An eight digit number divisible by 9 is o be formed by using 8 digits out of 0, 1, 2, 3, 4, 5, 6, 7, 8, 9 without repetition. Find the number of ways in which it can be done.
I know divisible rule of 9 is sum of all the digits should be multiple of nine. But don't know how to use it in permutation.
On
The sum of all the numbers between $0$ and $9$ is $45$, hence a multiple of $9$. This means that if you want the sum of $8$ numbers taken in this list to be a multiple of $9$, the sum of the two remaining numbers will also be a multiple of $9$. The only possible couples are $(0,9),(1,8),(2,7),(3,6),(4,5)$. When you select a given couple, you have then $8! = 40320$ possibilities to form your number with your $8$ digits.
Since you have $5$ different couples, the answer is $5*8! = 201600$.
If you forbid leading $0$, the number of possibilities become $7*7! = 35280$ for the last 4 couples. The answer then becomes $4*7*7+8! = 181440$.
On
Eight digit no divisible by $9$ i.e. sum of digits divisible by $9$
$(1.)$ Total no formed by $(1,2,3,4,5,6,7,8) = 8!$
$(2.)$ Total no formed by $(0,2,3,4,5,6,7,9) = 7\times7!$
$(3.)$ Total no formed by $(1,0,3,4,5,6,9,8) = 7×7!$
$(4.)$ Total no formed by $(1,2,0,4,5,9,7,8) = 7×7!$
$(5.)$ Total no formed by $(1,2,3,0,5,6,7,8) = 7×7!\, 8! + 28 × 7 ! = 36 × 7 !$
As pointed out in the post, all that matters is the digit sum. The sum of all your digits is divisible by $9$. So our number is divisible by $9$ if and only if the two digits not chosen are $0,9$ or $1,8$, or $2,7$, or $3,6$, or $4,5$.

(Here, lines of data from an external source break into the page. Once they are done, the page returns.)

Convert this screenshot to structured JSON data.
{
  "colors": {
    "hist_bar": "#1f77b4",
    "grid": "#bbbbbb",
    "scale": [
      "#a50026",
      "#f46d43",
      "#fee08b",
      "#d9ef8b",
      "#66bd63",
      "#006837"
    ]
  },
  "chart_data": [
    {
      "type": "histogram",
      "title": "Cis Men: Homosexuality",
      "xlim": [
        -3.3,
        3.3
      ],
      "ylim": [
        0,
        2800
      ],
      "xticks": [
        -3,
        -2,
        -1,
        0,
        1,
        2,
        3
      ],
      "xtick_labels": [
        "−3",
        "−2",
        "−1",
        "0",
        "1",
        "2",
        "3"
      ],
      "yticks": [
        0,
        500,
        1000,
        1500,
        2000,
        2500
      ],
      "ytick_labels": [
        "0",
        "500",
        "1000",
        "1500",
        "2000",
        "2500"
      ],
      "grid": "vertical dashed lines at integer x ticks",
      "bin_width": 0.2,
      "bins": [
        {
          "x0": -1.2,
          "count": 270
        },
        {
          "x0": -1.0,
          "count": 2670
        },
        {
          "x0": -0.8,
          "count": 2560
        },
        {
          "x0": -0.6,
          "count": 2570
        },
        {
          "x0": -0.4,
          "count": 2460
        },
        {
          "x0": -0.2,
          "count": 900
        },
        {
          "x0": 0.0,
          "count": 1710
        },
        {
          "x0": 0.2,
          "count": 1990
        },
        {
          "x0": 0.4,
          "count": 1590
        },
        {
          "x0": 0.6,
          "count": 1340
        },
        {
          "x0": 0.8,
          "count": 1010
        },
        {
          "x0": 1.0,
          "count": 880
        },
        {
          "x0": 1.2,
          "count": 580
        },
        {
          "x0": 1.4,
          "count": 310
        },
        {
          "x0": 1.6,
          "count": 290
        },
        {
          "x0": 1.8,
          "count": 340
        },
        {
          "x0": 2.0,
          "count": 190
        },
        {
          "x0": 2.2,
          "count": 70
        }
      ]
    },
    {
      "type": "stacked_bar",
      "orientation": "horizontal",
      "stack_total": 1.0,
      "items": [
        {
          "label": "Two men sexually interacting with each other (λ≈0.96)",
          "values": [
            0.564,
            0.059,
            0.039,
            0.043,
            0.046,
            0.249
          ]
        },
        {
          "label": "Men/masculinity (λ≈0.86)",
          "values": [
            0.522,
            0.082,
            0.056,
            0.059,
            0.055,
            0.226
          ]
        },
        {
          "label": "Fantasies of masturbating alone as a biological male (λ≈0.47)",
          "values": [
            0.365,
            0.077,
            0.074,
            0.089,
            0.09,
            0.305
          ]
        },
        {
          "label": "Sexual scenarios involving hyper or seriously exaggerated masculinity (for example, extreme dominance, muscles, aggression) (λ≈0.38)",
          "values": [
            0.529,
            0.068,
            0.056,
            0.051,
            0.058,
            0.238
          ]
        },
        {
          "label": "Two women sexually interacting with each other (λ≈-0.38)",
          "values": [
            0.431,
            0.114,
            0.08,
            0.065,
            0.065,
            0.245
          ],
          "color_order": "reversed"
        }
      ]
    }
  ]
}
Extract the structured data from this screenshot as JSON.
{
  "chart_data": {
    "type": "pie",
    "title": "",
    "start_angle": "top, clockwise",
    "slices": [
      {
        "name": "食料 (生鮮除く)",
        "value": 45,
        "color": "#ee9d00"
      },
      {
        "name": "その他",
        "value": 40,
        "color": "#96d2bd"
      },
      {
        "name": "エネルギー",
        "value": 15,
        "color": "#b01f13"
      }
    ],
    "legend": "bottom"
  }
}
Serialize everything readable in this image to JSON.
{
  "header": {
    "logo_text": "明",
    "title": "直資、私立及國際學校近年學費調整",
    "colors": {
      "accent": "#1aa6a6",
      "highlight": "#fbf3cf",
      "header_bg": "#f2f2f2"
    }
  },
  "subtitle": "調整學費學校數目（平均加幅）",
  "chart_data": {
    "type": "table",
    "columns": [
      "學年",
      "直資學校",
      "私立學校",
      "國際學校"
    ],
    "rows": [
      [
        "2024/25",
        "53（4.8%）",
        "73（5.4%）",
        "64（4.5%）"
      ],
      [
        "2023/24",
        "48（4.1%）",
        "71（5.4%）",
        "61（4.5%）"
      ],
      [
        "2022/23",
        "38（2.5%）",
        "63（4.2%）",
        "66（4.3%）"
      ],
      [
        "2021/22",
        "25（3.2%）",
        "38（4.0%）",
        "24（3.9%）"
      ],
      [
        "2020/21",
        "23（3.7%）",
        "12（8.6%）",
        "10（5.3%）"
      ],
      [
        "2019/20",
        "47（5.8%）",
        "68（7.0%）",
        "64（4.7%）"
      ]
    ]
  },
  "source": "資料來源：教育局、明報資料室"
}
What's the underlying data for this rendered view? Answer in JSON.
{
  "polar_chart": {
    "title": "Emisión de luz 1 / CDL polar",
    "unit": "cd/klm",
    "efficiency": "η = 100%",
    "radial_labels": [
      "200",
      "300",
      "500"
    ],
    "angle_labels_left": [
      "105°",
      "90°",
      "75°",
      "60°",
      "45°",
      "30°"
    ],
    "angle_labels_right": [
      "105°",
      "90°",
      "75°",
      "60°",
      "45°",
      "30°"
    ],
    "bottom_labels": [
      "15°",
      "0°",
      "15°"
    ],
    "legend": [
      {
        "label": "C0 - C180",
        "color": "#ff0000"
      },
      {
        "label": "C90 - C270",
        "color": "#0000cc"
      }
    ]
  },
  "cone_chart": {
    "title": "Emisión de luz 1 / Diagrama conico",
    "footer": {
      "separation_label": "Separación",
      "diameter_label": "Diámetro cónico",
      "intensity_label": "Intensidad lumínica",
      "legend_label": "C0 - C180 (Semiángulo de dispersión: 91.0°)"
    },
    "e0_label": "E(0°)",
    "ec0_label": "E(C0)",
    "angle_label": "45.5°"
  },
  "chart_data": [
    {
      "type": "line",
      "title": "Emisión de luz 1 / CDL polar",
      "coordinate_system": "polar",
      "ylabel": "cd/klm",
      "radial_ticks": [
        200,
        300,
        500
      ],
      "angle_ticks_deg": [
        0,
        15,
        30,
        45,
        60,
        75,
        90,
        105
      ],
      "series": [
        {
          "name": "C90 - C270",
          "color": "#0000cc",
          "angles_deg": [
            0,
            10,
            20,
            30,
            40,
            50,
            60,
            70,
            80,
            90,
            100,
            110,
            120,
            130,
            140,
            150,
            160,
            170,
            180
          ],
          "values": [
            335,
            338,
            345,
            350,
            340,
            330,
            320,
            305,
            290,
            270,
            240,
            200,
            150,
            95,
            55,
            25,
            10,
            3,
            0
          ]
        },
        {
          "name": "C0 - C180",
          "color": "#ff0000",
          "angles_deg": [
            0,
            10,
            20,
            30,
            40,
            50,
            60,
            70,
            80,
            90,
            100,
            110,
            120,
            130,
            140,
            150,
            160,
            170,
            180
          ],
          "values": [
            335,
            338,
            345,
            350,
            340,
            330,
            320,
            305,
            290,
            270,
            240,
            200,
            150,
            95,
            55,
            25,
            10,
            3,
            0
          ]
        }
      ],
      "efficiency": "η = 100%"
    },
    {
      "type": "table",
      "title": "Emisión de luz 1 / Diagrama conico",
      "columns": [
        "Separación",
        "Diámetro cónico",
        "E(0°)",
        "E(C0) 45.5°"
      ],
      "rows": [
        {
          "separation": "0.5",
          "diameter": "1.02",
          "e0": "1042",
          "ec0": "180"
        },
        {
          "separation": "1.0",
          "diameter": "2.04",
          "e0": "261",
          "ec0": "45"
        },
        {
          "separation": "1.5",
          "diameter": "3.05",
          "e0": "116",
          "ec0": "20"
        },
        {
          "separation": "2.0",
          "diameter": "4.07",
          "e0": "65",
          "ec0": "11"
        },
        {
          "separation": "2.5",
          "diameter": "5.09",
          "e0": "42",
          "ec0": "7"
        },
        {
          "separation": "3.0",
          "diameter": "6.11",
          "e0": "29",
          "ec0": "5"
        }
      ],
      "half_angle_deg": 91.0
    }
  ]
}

If the two digits not chosen are $0,9$, there are $8!$ possible numbers.
If the two digits not chosen are any of the $4$ other pairs, then $0$ was chosen. Then there are in each case $7\cdot7!$ numbers. For $0$ cannot be the first digit of an $8$-digit number.
This gives a total of $8!+(4)(7)(7!)$.